Новый проводник — по его сердитым окрикам на лошадь можно было догадаться, что он с большой неохотой отправился в ату ночную прогулку, — вскоре свернул в лес, и им пришлось километров пять пробираться по мокрой болотистой тропе, то и дело натыкаясь на ветви кустарника.
Под утро вышли из леса к селу или хутору. На околице Богдан сам повел лошадь, приказав проводнику и Тарасу ожидать его. Вернулся сотник без девушки, очевидно, оставил ее в какой–то хате, у своих знакомых.
— Вуйко, — сказал он, передавая лошадь хозяину. — Рыба умеет говорить?
— Не–е, — с короткой заминкой ответил дядько.
— Так помните, что вы — рыба.
Дядько, как оказалось, не был лишен чувства юмора.
— Карась, допустим, может быть? — осведомился он с нарочито подчеркнутой серьезностью.
— А это уж ваше дело, вуйко, какой вы себя рыбой будете считать, — с угрозой произнес Богдан. — Мне — чтобы рыба.

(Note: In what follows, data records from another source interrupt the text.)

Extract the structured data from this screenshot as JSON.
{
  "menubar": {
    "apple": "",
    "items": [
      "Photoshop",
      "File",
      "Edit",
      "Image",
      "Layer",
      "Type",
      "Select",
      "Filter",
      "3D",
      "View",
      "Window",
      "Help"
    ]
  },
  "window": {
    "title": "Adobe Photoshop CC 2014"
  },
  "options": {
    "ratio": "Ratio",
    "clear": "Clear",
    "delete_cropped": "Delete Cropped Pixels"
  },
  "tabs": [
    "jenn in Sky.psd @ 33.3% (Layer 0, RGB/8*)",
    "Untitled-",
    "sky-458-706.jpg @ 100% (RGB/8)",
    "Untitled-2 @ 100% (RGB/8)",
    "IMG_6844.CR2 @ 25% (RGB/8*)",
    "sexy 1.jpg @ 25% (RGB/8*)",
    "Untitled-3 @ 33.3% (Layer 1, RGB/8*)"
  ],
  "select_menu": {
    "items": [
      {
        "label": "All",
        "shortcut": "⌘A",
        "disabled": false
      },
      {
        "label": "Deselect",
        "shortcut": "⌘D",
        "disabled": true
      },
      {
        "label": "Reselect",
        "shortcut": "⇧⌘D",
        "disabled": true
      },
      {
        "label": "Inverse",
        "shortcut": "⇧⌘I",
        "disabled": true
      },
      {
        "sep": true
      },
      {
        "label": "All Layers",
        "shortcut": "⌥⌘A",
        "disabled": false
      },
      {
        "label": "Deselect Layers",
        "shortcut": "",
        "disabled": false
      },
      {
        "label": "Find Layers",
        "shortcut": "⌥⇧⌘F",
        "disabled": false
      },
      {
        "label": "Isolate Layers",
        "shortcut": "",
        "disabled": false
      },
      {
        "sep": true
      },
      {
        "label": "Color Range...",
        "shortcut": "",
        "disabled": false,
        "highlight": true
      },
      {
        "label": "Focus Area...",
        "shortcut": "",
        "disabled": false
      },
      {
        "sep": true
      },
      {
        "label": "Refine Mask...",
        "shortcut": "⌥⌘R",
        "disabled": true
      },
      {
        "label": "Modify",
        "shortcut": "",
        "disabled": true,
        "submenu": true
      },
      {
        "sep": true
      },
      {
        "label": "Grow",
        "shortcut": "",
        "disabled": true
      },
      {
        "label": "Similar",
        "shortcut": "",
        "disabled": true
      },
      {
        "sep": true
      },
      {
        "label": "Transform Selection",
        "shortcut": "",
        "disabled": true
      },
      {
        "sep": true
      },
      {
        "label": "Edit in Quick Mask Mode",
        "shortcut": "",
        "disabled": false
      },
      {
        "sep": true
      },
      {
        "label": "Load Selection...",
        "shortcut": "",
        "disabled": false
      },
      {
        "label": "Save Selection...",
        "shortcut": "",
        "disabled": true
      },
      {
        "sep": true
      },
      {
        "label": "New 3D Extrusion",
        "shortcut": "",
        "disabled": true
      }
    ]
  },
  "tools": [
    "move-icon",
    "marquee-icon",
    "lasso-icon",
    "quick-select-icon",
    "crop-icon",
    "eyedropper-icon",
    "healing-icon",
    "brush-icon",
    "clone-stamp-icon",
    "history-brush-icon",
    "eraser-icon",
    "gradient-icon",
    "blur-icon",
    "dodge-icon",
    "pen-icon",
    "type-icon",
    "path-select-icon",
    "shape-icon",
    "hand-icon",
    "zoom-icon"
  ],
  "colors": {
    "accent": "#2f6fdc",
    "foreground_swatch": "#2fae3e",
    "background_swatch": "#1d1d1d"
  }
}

— Тогда — карась… — покорно, с той же нарочитой серьезностью определил крестьянин. — Скажем, щука, так хлопское звание не позволяет…
Тарас не выдержал, хохотнул. Рассмеялся вслед за ним и сотник.
На этом и расстались с проводником. Тарас шагал за Богданом, улыбаясь, думал о глубоком смысле печальной шутки крестьянина. Мужик, как и карась, все вытерпит, должен вытерпеть — неприхотлив и живуч! Достается ему от зубастой щуки, пиявки кровь с него сосут, а все–таки не переводится карась. Когда другая рыба, в том числе и щука, дохнет в высохшем озере, он зароется в ил и ждет лучших времен. Хитер дядько! Лихой сотник, может быть, даже и не понял, как он его поддел своим «карасем».
Видимо, Богдан хорошо знал эти места, шел уверенно по какой–то тропинке. Небо на востоке светлело. Начали спускаться по травянистому склону и сразу попали в туман.
— Плавать умеешь? — спросил сотник, не оборачиваясь.
Черт дернул Тараса за язык.
— Как же! Я ведь тоже карась…
— Что–о? — сердито оглянулся на него Богдан, но тут же понял и рассмеялся самым добродушнейшим образом. — Вот тебе и псевдо. Будешь у меня в сотне Карасем. Откуда родом? Только не бреши! Восточник?
Тарас знал, что ответов на такие вопросы ему не избежать, и давно решил рассказать Богдану правду, утаив только партизанскую линию своей биографии.
— Полтавской области.
— Украинец?
— А то кто же?
— Настоящий?
— Разве бывают не настоящие?
— Бывают… — неохотно и загадочно произнес Богдан.
Разговор оборвался. Они подошли к реке. Тут туман был гуще, Тарас едва различал фигуру своего спутника. Почти у самых ног слышался тихий плеск и журчание воды.